İkinci olarak IMF, gelişmiş ülkeler ile gelişmekte olan ülkelerin çeşitli hususlarda farklı görüşlerde olmasından kaynaklanan bir politika karmaşası yaşamaktadır. Örneğin G-7 ülkeleri, IMF’nin üye ülkelere sunduğu imkanların kota limitlerini aşmasına karşı çıkan bir tavır içindedir. Diğer taraftan gelişmekte olan ülkeler ise bunu destekleyen hatta sunulan imkanların vadesinin uzatılmasını isteyen bir görünümdedirler. Bu ve buna benzer tartışmaların ortasında kalan IMF, hem küresel ekonominin gelişimi hem de gelecekte kendi mevcudiyetini garanti altına almak için dünya ülkeleri için en doğru politikaları oluşturmalıdır. Bunun yanında gelişmiş ve gelişmekte olan ülkeler arasında yapılan bu tartışmaların doğru bir zemine oturtulması için tüm ülkelerin IMF’deki kotalarının ve oy güçlerinin tekrar gözden geçirilmesi gerekmektedir. Mevcut durumda gelişmekte olan ülkeler kota hesaplarına göre daha fazla oy gücü elde edecek konumda oldukları halde kotalara ilişkin güncelleme henüz gerçekleşmemiştir.
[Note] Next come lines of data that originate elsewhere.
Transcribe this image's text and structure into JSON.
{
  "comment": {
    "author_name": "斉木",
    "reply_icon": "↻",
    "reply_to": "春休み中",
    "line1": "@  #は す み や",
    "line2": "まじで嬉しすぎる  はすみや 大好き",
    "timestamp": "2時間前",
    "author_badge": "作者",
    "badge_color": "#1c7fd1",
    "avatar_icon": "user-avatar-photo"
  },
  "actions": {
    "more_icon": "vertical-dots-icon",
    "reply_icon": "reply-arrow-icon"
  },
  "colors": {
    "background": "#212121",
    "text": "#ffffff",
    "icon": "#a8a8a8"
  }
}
Yapılacak bir güncelleme ile Avrupa ülkelerinden Asya ülkelerine oygücü transferi olacaktır. Bu düzenlemelerin yapılması ile IMF, bağımsız ve adil bir kurum olduğunu gösterecek ve uluslararası bir kuruluş olarak varlığını sürdürmek için gereksinim duyduğu itibar ve güveni daha fazla tesis edebilecektir (Roubini ve Setser, 2006).